There are seven parser errors that can occur, but only two major types - an unrecognizable character error and some type of error in a numerical constant.  To test each of these seven errors, a new translator test (#14) was created for all the possible places during translation each of these errors can occur.  If no instances were missed, this is 16 places for each of the seven errors for a total of 112 test inputs.

The translator was temporarily modified to output the string "PARSER:" in front of the parser errors so they can easily be seen.  This does affect any of the current expected test results since none of the current translator tests have parser errors (an obvious oversight).

For now, the expected results for this new test contains the current output, but will be updated as these are corrected to the desired "expected such-and-such" error messages.  The numeric errors are appropriate if the translator was expecting a numerical constant (in other words, an operand), so the existing parser errors will be changed to the "expected such-and-such" format with the possible exception of the "constant is out of range" error.

Note that because of the recent changes to the regression test scripts (which now automatically detect tests), no modifications were needed to add this new test.

[commit  aa9271b8c9]

Translator Class Usage

Just like the Parser class, a single instance of the Translator class is created and a reference to it is passed around the program.  Unlike the Parser class, the Translator class has many more member variables, many of which are complex types (mainly stacks).  So that all these members do not need to be initialized for each new instance, the single instance design will remain for now.

There is a loop that performs the translation of an input line - the test translate input routine - which also prints the results of the translation.  This translation loop should really be handled within the Translator class, which should either return the translated output or an error.  The test routine should call this and then handle printing the results.

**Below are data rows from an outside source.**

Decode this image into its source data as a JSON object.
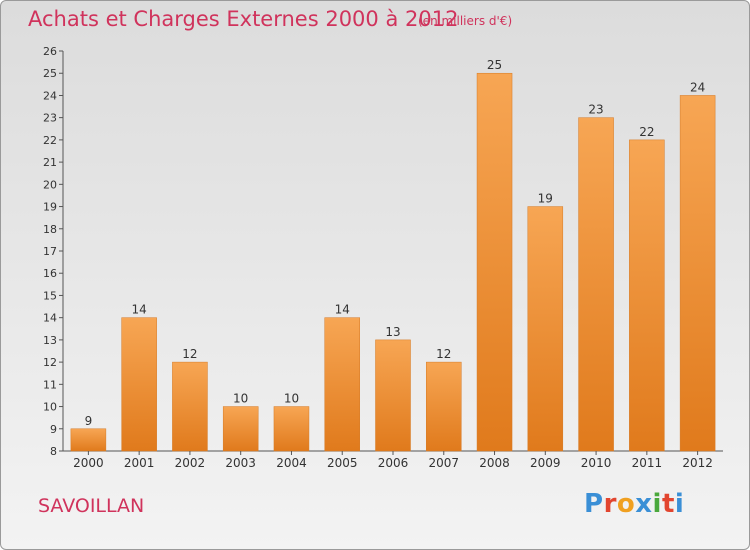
{
  "header": {
    "title": "Achats et Charges Externes 2000 à 2012",
    "subtitle": "(en milliers d'€)"
  },
  "footer": {
    "commune": "SAVOILLAN",
    "logo": "Proxiti"
  },
  "colors": {
    "title": "#d0335c",
    "bar_light": "#f7a654",
    "bar_dark": "#e07a1c",
    "logo_letters": [
      "#3a8fd6",
      "#e2452f",
      "#f0a020",
      "#3a8fd6",
      "#4aa83c",
      "#e2452f",
      "#3a8fd6"
    ]
  },
  "chart_data": {
    "type": "bar",
    "title": "Achats et Charges Externes 2000 à 2012",
    "subtitle": "(en milliers d'€)",
    "categories": [
      "2000",
      "2001",
      "2002",
      "2003",
      "2004",
      "2005",
      "2006",
      "2007",
      "2008",
      "2009",
      "2010",
      "2011",
      "2012"
    ],
    "values": [
      9,
      14,
      12,
      10,
      10,
      14,
      13,
      12,
      25,
      19,
      23,
      22,
      24
    ],
    "ylim": [
      8,
      26
    ],
    "yticks": [
      8,
      9,
      10,
      11,
      12,
      13,
      14,
      15,
      16,
      17,
      18,
      19,
      20,
      21,
      22,
      23,
      24,
      25,
      26
    ],
    "grid": false,
    "data_labels": true
  }
}
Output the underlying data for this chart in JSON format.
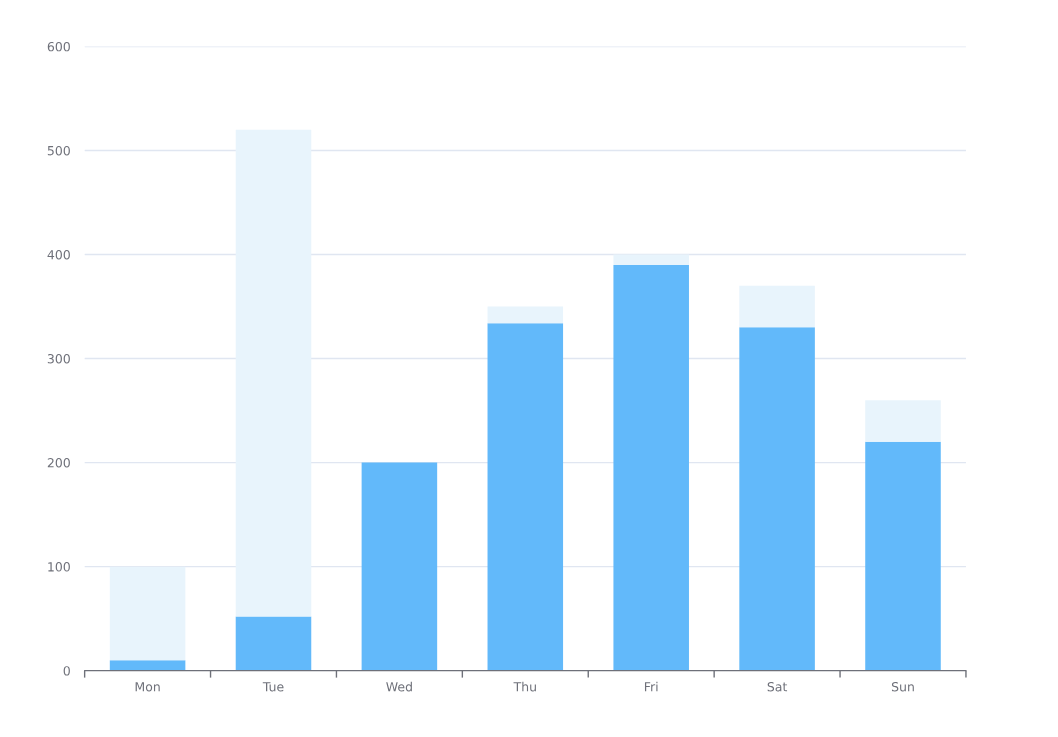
{
  "chart_data": {
    "type": "bar",
    "categories": [
      "Mon",
      "Tue",
      "Wed",
      "Thu",
      "Fri",
      "Sat",
      "Sun"
    ],
    "stacked": true,
    "series": [
      {
        "color": "#62b9fa",
        "values": [
          10,
          52,
          200,
          334,
          390,
          330,
          220
        ]
      },
      {
        "color": "#e8f4fc",
        "values": [
          90,
          468,
          0,
          16,
          10,
          40,
          40
        ]
      }
    ],
    "ylim": [
      0,
      600
    ],
    "yticks": [
      0,
      100,
      200,
      300,
      400,
      500,
      600
    ],
    "grid": "y"
  }
}
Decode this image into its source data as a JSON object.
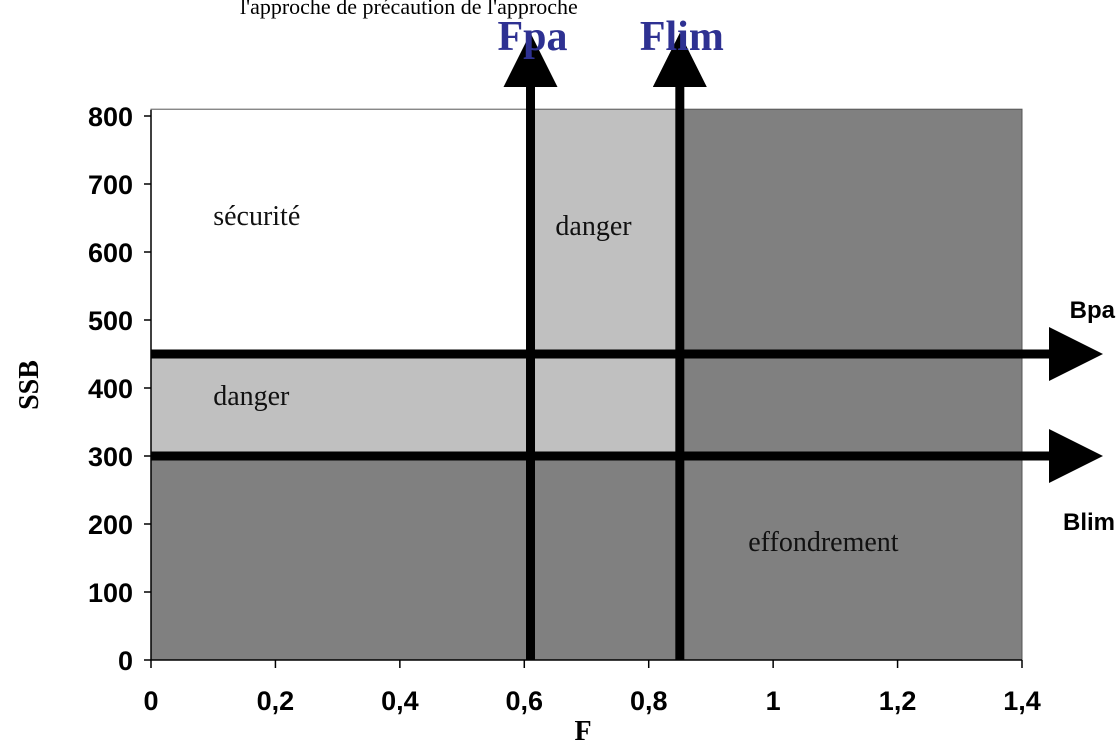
{
  "chart_data": {
    "type": "area",
    "top_caption": "l'approche de précaution de l'approche",
    "xlabel": "F",
    "ylabel": "SSB",
    "xlim": [
      0,
      1.4
    ],
    "ylim": [
      0,
      800
    ],
    "x_ticks": [
      {
        "value": 0,
        "label": "0"
      },
      {
        "value": 0.2,
        "label": "0,2"
      },
      {
        "value": 0.4,
        "label": "0,4"
      },
      {
        "value": 0.6,
        "label": "0,6"
      },
      {
        "value": 0.8,
        "label": "0,8"
      },
      {
        "value": 1.0,
        "label": "1"
      },
      {
        "value": 1.2,
        "label": "1,2"
      },
      {
        "value": 1.4,
        "label": "1,4"
      }
    ],
    "y_ticks": [
      {
        "value": 0,
        "label": "0"
      },
      {
        "value": 100,
        "label": "100"
      },
      {
        "value": 200,
        "label": "200"
      },
      {
        "value": 300,
        "label": "300"
      },
      {
        "value": 400,
        "label": "400"
      },
      {
        "value": 500,
        "label": "500"
      },
      {
        "value": 600,
        "label": "600"
      },
      {
        "value": 700,
        "label": "700"
      },
      {
        "value": 800,
        "label": "800"
      }
    ],
    "reference_lines": {
      "vertical": [
        {
          "name": "Fpa",
          "value": 0.61
        },
        {
          "name": "Flim",
          "value": 0.85
        }
      ],
      "horizontal": [
        {
          "name": "Bpa",
          "value": 450
        },
        {
          "name": "Blim",
          "value": 300
        }
      ]
    },
    "regions": [
      {
        "id": "securite",
        "x0": 0,
        "x1": 0.61,
        "y0": 450,
        "y1": 810,
        "color": "#ffffff"
      },
      {
        "id": "danger-top",
        "x0": 0.61,
        "x1": 0.85,
        "y0": 300,
        "y1": 810,
        "color": "#c0c0c0"
      },
      {
        "id": "danger-left",
        "x0": 0,
        "x1": 0.61,
        "y0": 300,
        "y1": 450,
        "color": "#c0c0c0"
      },
      {
        "id": "collapse-right",
        "x0": 0.85,
        "x1": 1.4,
        "y0": 0,
        "y1": 810,
        "color": "#808080"
      },
      {
        "id": "collapse-bottom",
        "x0": 0,
        "x1": 0.85,
        "y0": 0,
        "y1": 300,
        "color": "#808080"
      }
    ],
    "region_labels": [
      {
        "text": "sécurité",
        "x": 0.1,
        "y": 640
      },
      {
        "text": "danger",
        "x": 0.65,
        "y": 625
      },
      {
        "text": "danger",
        "x": 0.1,
        "y": 375
      },
      {
        "text": "effondrement",
        "x": 0.96,
        "y": 160
      }
    ],
    "grid": false,
    "legend": "none",
    "colors": {
      "safe": "#ffffff",
      "danger": "#c0c0c0",
      "collapse": "#808080",
      "reference_line": "#000000",
      "vertical_label": "#2e3192"
    }
  }
}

Therefore, a new setInput() function was implemented in the Translator class (the function name chosen to mirror the Parser class).  The functionality of the start() and getOperateState() functions was moved to this new function, which also instances its own parser.  A boolean success/fail flag is returned.

For the caller, upon success, it can proceed to obtain the output using the Translator output() function, renamed from getResults().  If an error is found, the Translator will clean up its internal variables and save the token at which the error was found with an error message.  The caller can access these through the new errorToken() and errorMessage() access functions.

The Translator will handle releasing the memory used by the error token.  There is a new internal function to set the error token.  If the error token pointer is already set, the old error token is freed.  The error token is also freed in the Translator's destructor if the pointer is set.  There is one problem with this scheme - Parser errors are returned directly, and these are not in the form "expected such-and-such" so errors could be confusing to the user.  This will be tackled next.

One other minor change was made, there was a setDefaultDataType() function in the Translator for setting the default data type of a token.  This was the remaining in-line access function still in the Translator header file and worked by examining the various members of the token.  No Translator variables were used, so it is more appropriate for this to be a Token class function, so was moved to the Token class as a new setDataType() function (taking no arguments, overloading the current function that takes a data type argument).

[commit 0dc86d1a4] [commit a88ed2f2bb]

Parser Class Usage

Currently, an instance of the Parser class is created for the program and a reference to it is passed around between the various routines.  The Parser class only has a few member variables and except for the reference to the table instance, these members are initialized for each new line that is parsed.  Therefore, it is not necessary to have a single parser instance for the program - a parser instance can be created as needed and destroyed when no longer needed.

The Parser class can be though of as a function call, though a complex one.  The parser is given an input line and returns one token at a time until either the end of the line is reached or an error is found.  A new function could be implemented to return a list of tokens for the line being parsed.  There are two locations where the parser is currently being used: the test parse input and test translate input routines.

Both of these callers work slightly different.  The test parse input routine just gets tokens until the line end or an error is found.  However, the test translate routine sets the Parser operands state from its own operand state (whether looking for an operand or not) before getting each token.  This is done so that the Parser can determine when it should be looking for a negative sign on a constant (operand state) or a minus operator (not operand state).

This implies a intimate use of the parser while a line is being translated.  So a function was not implemented to return a list of tokens.  The code was modified to instance a Parser when needed - in the two test routines - instead of passing a single instance reference of the Parser around.  These leads to the usage of the Translator class...